= Cellach mac Rogallaig =

Irish king

Cellach mac Rogallaig (or Cellach Locha Cime) (died 705) was a King of Connacht from the Uí Briúin Sil Cellaig branch of the Connachta. He was the son of Rogallach mac Uatach (died 649), a previous king. He succeeded his nephew Muiredach Muillethan mac Fergusso (died 702) as king in 702.

He reigned from 702 to 705. The king lists in this period vary in their order of kings. The reign of Cellach is misplaced in the king-lists, which place his reign between Dúnchad Muirisci mac Tipraite (died 683) and Fergal Aidne mac Artgaile (died 696). Both the Annals of Tigernach and the Annals of Ulster call him King of Connachta at his death obit however in 705. To confuse matters further, he is listed as the guarantor of the Cáin Adomnáin in 697 at the Synod of Birr as King of Connacht.

In July 703, the high-king Loingsech mac Óengusso of the Cenél Conaill led a large army into Connacht to levy tribute but was defeated and slain along with many of his sons and other kings of the Ui Neill at the Battle of Corann (in South County Sligo). The saga tradition of this battle is preserved in the Fragmentary Annals of Ireland. According to this, the bards of the high king mocked Cellach for being an old, shaky king. However, Cellach:sprang from his chariot swiftly and far from the chariot, and the cracking of the old man's bones was audible as he leaped out of the chariot. And after that he said, in a loud voice, springing to the nearby battle: ‘Connachtmen, defend and protect your own freedom, for the people who are against you are not nobler or braver than you, and they have not done any better than you up to now.’ And he was talking to them like that, with his voice quavering and his eyes on fire." The Connaughtmen rose to the challenge and won the battle.

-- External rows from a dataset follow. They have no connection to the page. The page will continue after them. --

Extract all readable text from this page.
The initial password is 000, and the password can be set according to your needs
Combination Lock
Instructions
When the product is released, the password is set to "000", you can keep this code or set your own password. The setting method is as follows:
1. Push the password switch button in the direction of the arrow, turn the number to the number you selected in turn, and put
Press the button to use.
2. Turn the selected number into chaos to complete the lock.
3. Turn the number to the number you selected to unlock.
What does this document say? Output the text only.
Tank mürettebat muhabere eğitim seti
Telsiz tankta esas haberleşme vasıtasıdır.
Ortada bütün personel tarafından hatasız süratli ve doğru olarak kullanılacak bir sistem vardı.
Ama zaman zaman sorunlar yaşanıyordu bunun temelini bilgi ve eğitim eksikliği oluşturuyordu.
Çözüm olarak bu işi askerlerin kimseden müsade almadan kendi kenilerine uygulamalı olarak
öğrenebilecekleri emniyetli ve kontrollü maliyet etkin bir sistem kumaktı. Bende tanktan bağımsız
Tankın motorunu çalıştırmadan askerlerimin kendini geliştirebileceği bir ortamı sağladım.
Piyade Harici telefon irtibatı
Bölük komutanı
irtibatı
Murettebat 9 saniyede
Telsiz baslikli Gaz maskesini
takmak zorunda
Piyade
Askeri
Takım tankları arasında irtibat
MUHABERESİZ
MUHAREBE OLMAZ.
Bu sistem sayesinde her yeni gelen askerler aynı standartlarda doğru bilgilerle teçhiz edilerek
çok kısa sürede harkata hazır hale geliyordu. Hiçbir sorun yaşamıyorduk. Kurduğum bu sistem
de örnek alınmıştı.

The reason for Loingsech's attack may have been because the Cenél nEógain had outflanked the Cenél Conaill in the north, resulting in expansion into Connacht as the only option available for them, as well as a desire by Loingsech to assert his authority as high king. It also may have been due to the pressure of the Uí Briúin on the Cenél Coirpri in the direction of Breifne, which would have cut off the Cenél Conaill from their access to the midlands. The true reason is unclear; the Ui Neill were defeated.

At his death obit in 705 in the annals, it is mentioned that he entered the clerical life. He is also referred to as Cellach Locha Cime. This lake is now Lough Hackett, near Headford in modern County Galway. His children were called the Síl Cellaig and contested the kingship of Connacht with the Síl Muiredaig and Síl Cathail throughout the 8th century. They were later displaced from this area by the Uí Briúin Seóla.

His children included Domnall mac Cellaig (died 728) and Forggus mac Cellaig (died 756), both kings of Connacht.